Ever sit back and look at the code you have just written and marvel at its elegance? Sometimes, you are just able to break apart a problem into the right places and solve it with a beautiful piece of code that does just what it needs to do and no more. Elegant code is a goal that can be strived for, but should everything we write be considered elegant?
Elegance is a beauty that emerges when clarity and concision – two ideals that pull against each other – are rightly balanced. Mario T. Lanza, programmer, on Quora
What Is Elegant Code?
Programming has its roots in mathematics. That is why when programmers talk about elegant code, they do it in the same way that mathematicians talk about an elegant solution to the problem.
Elegant code should have three attributes: simplicity, modularity and new insight, according to Tikhan Jelvis, another programmer posting on Quora.
Simplicity means that the code simply does what it needs to do: solves the problem, and no more. It can even be thought of as using the fewest lines of code possible to provide the most concise solution to a problem that can be made.
Modularity is a function of simplicity. Problems have natural fault lines in them. Elegant code will be written inside those fault lines. Modularity implies that a problem has been broken down to as simple as it can get, and the pieces of code that are written tackle those small pieces.
Insight is the most elusive of the three. For code to provide insight to a problem, it should see something inherent in the problem that no one has seen before. It breaks the problem down in a way that was previously unforeseen. It teaches us something about the essence of the problem and ways to use code to tackle problems of that type.
Is Elegant Code Practical?
While striving to make code as elegant as possible is something that good programmers should do, does all of the code that a programmer writes need to be elegant? That really boils down to the question, does my code solve the problem?
There are plenty of inelegant ways to solve a problem. Sometimes while seeking elegance, we can brute force our way to a solution. The brute force method is faster to develop, transparent to the end user and gets the job done. At the end of the day, solving the problem is the most important part.

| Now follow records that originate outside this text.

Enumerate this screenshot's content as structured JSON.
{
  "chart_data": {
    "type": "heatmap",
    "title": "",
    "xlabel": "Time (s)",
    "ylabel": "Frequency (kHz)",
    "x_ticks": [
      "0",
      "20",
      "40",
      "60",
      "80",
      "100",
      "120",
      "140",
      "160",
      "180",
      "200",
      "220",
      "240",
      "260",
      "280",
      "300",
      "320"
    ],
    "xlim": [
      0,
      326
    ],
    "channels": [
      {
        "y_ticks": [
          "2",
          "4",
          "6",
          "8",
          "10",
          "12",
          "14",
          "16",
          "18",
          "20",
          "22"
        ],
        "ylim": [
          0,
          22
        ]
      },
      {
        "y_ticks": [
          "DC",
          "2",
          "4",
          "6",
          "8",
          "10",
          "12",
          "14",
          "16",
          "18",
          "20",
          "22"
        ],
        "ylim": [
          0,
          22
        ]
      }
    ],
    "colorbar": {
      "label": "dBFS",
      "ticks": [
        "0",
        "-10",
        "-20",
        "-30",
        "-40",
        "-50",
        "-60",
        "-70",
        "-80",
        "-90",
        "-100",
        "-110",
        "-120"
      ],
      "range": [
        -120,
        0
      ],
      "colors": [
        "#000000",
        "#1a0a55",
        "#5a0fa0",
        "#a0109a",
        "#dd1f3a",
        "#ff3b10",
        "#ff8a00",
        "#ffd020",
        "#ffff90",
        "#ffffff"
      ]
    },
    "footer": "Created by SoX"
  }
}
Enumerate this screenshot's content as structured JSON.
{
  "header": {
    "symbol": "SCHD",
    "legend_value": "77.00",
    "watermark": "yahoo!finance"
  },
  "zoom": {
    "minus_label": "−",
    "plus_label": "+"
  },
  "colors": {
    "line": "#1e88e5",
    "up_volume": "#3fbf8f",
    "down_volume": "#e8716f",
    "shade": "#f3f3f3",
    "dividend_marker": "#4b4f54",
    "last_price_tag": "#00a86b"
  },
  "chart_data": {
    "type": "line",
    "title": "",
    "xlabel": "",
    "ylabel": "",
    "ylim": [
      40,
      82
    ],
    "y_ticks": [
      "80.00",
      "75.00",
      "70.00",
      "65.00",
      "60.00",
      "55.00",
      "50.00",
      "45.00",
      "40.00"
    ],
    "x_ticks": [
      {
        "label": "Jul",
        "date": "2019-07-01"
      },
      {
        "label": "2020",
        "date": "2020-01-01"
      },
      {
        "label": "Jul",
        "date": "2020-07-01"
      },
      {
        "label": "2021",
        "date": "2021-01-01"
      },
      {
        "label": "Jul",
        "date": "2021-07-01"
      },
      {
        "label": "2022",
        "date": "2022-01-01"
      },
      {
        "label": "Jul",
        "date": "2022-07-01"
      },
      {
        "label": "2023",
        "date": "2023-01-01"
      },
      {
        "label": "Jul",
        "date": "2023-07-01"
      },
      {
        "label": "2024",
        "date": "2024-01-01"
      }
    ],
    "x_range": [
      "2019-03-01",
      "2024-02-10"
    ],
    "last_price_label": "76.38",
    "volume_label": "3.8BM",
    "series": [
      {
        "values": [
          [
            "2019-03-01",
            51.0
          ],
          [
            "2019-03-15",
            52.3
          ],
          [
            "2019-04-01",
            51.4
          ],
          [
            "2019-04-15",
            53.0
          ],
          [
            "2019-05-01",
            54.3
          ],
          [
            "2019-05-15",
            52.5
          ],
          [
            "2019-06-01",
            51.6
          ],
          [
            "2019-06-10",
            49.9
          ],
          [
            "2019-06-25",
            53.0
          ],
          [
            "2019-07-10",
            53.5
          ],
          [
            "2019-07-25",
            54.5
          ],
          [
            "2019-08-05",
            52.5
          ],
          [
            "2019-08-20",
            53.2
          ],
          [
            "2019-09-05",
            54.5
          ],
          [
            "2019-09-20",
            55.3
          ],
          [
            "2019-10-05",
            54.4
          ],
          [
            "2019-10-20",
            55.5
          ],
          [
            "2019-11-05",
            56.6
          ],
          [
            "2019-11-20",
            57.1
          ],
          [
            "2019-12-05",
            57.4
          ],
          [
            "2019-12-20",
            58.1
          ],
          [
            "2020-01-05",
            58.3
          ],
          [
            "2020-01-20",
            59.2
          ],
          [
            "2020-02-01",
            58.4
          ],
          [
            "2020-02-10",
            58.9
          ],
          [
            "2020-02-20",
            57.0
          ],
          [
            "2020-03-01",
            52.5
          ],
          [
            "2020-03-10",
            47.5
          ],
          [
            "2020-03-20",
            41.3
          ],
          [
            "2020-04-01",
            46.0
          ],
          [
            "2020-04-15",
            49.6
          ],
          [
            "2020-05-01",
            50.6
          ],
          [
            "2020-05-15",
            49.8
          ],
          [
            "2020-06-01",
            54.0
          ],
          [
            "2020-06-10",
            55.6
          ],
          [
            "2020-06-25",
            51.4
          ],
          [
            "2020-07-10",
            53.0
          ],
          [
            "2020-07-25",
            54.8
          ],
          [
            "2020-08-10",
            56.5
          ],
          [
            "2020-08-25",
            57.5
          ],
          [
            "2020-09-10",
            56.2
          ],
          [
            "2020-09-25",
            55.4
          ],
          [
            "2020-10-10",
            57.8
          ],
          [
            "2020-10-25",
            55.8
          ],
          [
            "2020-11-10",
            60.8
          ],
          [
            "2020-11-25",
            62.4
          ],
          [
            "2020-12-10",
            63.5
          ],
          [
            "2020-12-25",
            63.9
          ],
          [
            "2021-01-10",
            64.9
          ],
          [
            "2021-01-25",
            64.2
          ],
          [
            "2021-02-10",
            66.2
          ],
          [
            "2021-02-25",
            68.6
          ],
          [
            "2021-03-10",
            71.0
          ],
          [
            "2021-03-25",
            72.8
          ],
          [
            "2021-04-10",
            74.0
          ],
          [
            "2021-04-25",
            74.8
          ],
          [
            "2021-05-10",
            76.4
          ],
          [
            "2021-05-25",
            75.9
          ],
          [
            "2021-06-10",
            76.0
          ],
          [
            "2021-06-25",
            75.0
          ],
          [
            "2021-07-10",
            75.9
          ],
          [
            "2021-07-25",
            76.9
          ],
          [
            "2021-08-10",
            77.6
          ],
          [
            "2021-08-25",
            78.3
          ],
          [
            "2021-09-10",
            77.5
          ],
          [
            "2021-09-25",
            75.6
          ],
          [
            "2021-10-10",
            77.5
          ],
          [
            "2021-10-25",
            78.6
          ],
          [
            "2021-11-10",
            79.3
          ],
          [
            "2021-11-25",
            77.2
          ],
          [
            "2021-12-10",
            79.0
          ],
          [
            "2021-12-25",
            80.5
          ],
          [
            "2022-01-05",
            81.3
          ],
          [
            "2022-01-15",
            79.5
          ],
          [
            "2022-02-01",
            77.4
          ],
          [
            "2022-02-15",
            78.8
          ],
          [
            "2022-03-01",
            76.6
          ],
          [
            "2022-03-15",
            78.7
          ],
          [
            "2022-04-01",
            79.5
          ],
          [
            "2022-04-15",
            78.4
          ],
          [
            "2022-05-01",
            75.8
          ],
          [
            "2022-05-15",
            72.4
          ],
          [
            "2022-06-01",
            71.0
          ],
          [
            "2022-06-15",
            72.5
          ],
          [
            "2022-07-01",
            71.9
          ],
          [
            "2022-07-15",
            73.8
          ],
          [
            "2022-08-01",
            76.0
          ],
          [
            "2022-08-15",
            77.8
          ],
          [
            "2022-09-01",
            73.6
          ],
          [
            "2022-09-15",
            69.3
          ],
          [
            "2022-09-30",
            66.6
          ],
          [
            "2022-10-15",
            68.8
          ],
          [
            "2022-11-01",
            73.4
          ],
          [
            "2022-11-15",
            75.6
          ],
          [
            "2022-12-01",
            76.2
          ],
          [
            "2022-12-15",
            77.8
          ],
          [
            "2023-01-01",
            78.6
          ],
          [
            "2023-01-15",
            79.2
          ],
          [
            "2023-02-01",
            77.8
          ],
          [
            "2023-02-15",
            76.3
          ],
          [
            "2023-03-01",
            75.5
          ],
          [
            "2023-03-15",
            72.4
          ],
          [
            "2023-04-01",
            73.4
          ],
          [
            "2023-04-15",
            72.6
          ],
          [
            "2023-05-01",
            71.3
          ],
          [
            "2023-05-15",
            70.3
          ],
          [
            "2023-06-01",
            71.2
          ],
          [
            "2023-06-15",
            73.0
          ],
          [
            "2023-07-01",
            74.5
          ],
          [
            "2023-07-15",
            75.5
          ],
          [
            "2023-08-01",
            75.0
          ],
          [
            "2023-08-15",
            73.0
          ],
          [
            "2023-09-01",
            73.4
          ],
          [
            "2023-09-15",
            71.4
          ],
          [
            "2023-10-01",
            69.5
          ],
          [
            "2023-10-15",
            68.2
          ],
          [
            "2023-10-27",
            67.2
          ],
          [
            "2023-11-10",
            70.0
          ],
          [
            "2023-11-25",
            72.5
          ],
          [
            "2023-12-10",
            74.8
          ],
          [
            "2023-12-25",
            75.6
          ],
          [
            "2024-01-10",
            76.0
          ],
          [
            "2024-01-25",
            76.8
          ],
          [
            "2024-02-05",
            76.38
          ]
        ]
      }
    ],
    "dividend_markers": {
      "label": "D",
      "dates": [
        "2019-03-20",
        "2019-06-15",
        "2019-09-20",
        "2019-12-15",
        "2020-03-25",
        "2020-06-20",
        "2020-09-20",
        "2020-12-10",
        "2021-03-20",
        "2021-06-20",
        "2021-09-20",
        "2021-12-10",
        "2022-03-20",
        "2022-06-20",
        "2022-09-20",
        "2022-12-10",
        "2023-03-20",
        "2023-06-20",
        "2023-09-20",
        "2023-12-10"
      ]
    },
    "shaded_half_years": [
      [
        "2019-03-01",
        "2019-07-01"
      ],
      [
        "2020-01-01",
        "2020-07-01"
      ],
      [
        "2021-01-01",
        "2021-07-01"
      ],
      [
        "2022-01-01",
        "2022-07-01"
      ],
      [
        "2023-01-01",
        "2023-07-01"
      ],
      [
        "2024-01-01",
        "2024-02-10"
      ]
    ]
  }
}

Elegant code also comes at a cost. That cost is in time and money. Sometimes, the schedule of a project just won’t allow the time needed to fully develop an elegant solution. A limited budget can put a major damper on the time that you have to get to the solution, let alone refine it to an elegant one.
Unfortunately programming is often a game of compromise. To get to the solution in the allotted timeframe and budget, you must sacrifice your elegant code for functional code.